Problemas de siempre en la política ha sido la relación del partido y el gobierno. Su génesis remite al régimen priista. El partido en el poder no tenía propósitos de representación, tampoco de cohesión en torno a una ideología o programa particular. Fue, esencialmente, un instrumento para dar cauce político a la competencia interna por el poder, y una respuesta razonablemente civilizada frente a la rebelión y a la represión subsecuente. El partido del régimen fue clave en ocasión de la renovación pacífica sexenal.
Los alientos de democracia y poder competido se dieron en paralelo a la creación del partido del régimen. Las condiciones particulares de la sociedad mexicana impidieron que la democracia electoral cobrara vigencia. Setenta años de partido hegemónico o dominante recrearon una cultura política legitimadora de un ejercicio autoritario del poder. Es así que la vigencia del sistema autoritario no solo tiene como referente al gobierno y su partido, sino una sociedad que interioriza por acción y omisión la ausencia de un sentido de ciudadanía.
Al cierre del siglo pasado, después de la transición a una normalidad democrática, nadie pensaría en la involución de veinte años después. En aquel entonces: una situación de gobierno dividido; una Suprema Corte que estrenaba independencia de la que aún goza; la antesala de la primera alternancia en la Presidencia de la República; protagonistas de la calidad política de Carlos Castillo Peraza, Diego Fernández de Cevallos y Felipe Calderón del PAN; Cuauhtémoc Cárdenas, Porfirio Muñoz y Andrés Manuel López Obrador (AMLO) por el PRD. Y un gobierno priista, herido y disminuido por los asesinatos de Colosio y Francisco Ruiz Massieu, por el desencuentro entre el gobierno y el ex presidente Carlos Salinas, así como por la severa crisis financiera heredada.

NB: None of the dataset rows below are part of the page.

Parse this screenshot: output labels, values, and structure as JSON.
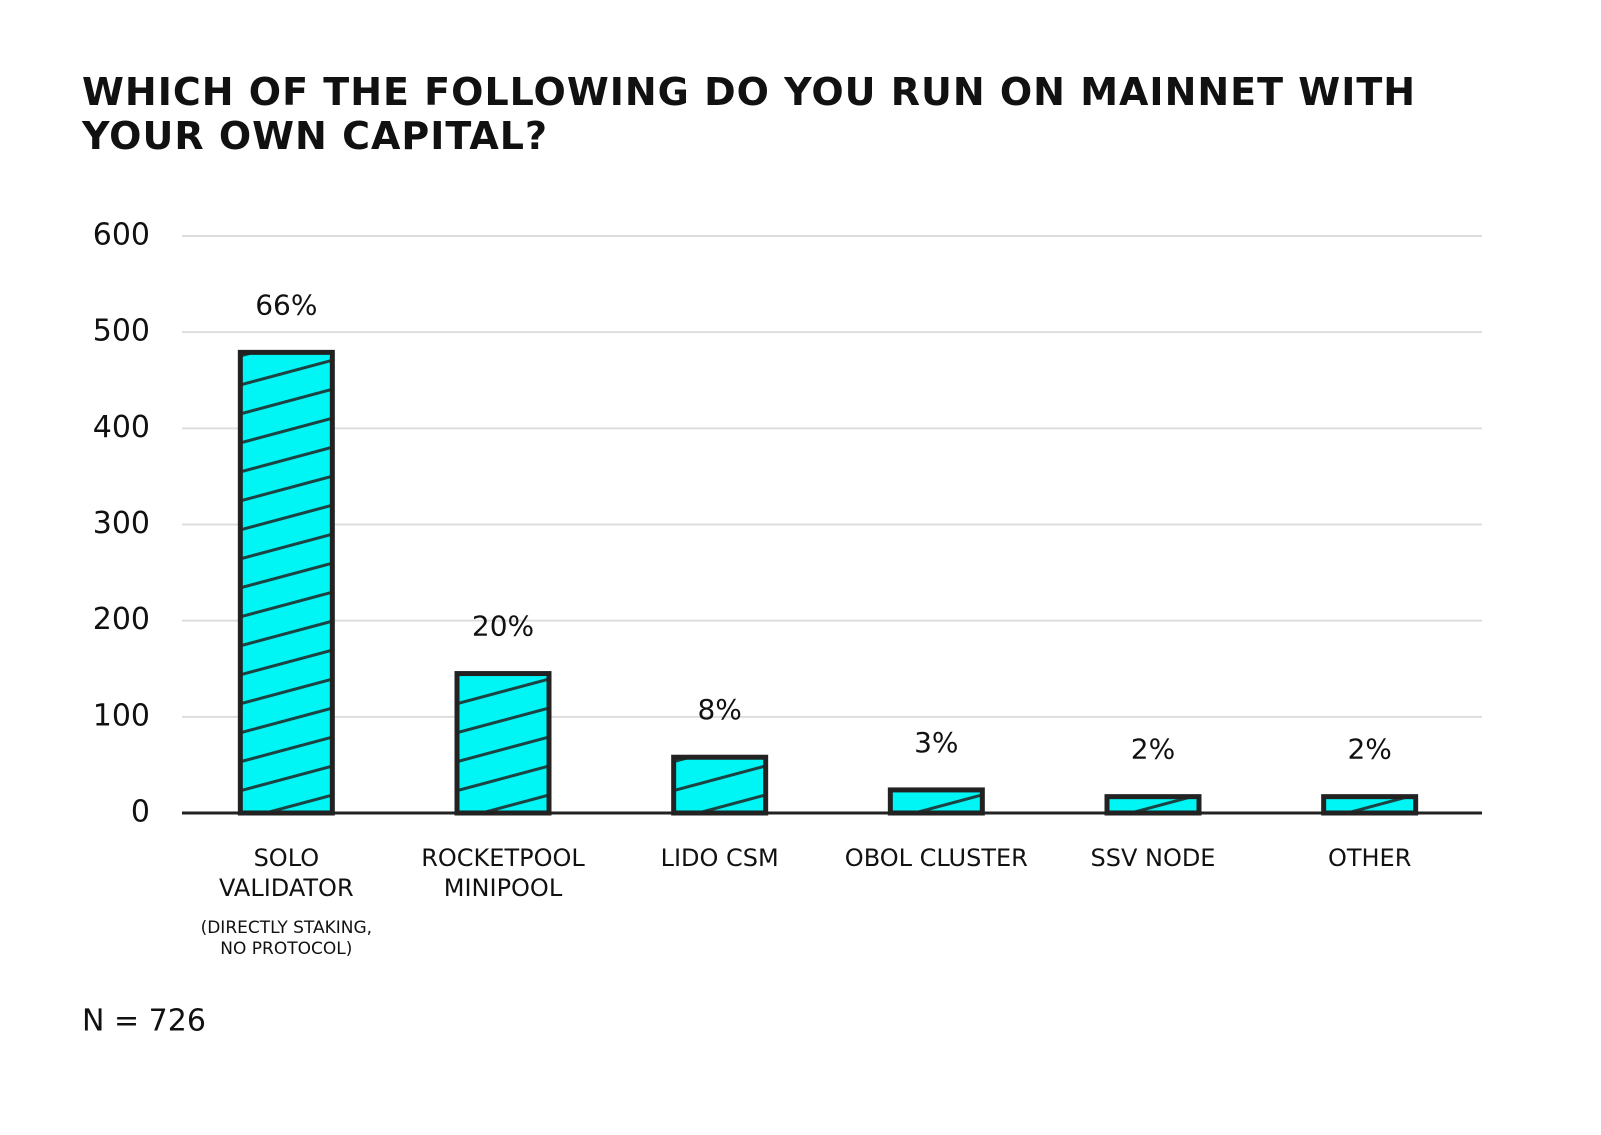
{
  "chart_data": {
    "type": "bar",
    "title": "WHICH OF THE FOLLOWING DO YOU RUN ON MAINNET WITH YOUR OWN CAPITAL?",
    "categories": [
      "SOLO\nVALIDATOR",
      "ROCKETPOOL\nMINIPOOL",
      "LIDO CSM",
      "OBOL CLUSTER",
      "SSV NODE",
      "OTHER"
    ],
    "category_note": "(DIRECTLY STAKING,\nNO PROTOCOL)",
    "values": [
      479,
      145,
      58,
      24,
      17,
      17
    ],
    "percent_labels": [
      "66%",
      "20%",
      "8%",
      "3%",
      "2%",
      "2%"
    ],
    "color": "#00f5f5",
    "ylim": [
      0,
      600
    ],
    "yticks": [
      0,
      100,
      200,
      300,
      400,
      500,
      600
    ],
    "grid": true,
    "footnote": "N = 726"
  }
}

Esta realidad democrática es más de reglas, acuerdos e instituciones, no así de cultura ciudadana y menos de actitudes consecuentes de su clase política. En fin, una democracia sin demócratas.
Se equivoca quien piense que el renacimiento del presidencialismo autoritario tiene como única fuente el poder mismo o la descomposición política y ética del gobierno de Peña Nieto. Su fortaleza y asidero es la sociedad misma. El consenso actual tiene como sustento las creencias, fijaciones y mitos de los mexicanos sobre el poder, no tanto un acto de manipulación e imposición autoritaria vertical.
Sin embargo, el régimen actual no ha logrado respecto al anterior la funcionalidad del partido en el poder. Aunque en el pasado su sometimiento respecto al régimen y al presidente en turno era incuestionable, había un sentido de proyecto político cuya continuidad era valor supremo. Al menos hasta 1976, la sucesión presidencial se procesaba con un sentido de inclusión; de allí que el favorito presidencial no llegara al cargo. Este es el desafío mayor del partido en el gobierno y, por lo visto, López Obrador no considera relevante el tema, sino al contrario: continuidad se confunde con continuismo; una expectativa finalmente ilusoria y sin garantía alguna, como le ocurrió a Plutarco Elías Calles con Lázaro Cárdenas. La clave del éxito del régimen anterior se pierde: la continuidad se construye con el partido, porque éste a diferencia del gobierno, tiene permanencia.
López Obrador tuvo la oportunidad institucionalizar a Morena para que su proyecto político que trascendiera a su persona. En la cúpula había y hay cantera suficiente para intentarlo. No sucedió. En términos de aceptación el partido o movimiento no corre la misma suerte que el presidente, como mostró la elección intermedia pasada. Peor aún, la vergonzante sumisión de las fracciones parlamentarias, rebajadas a la condición de oficialía de partes del gobierno, hacen pensar que el peor pasado se vuelve presente, e inhibe al partido para generar legitimidad o aceptación en sus propios términos.
El desenlace de la contienda para 2024 es más incierta que la candidatura de Claudia Sheinbaum; no sólo por la competencia política, sino por la dificultad que tendrá el presidente para mantener la unidad de la coalición gobernante. Cualquiera que sea el resultado, es del todo previsible el regreso a la situación de gobierno dividido; no habrá continuidad del régimen presidencialista. Finalmente, vendrá algo más próximo al pasado que ahora se repudia, y en la misma circunstancia, una democracia sin demócratas.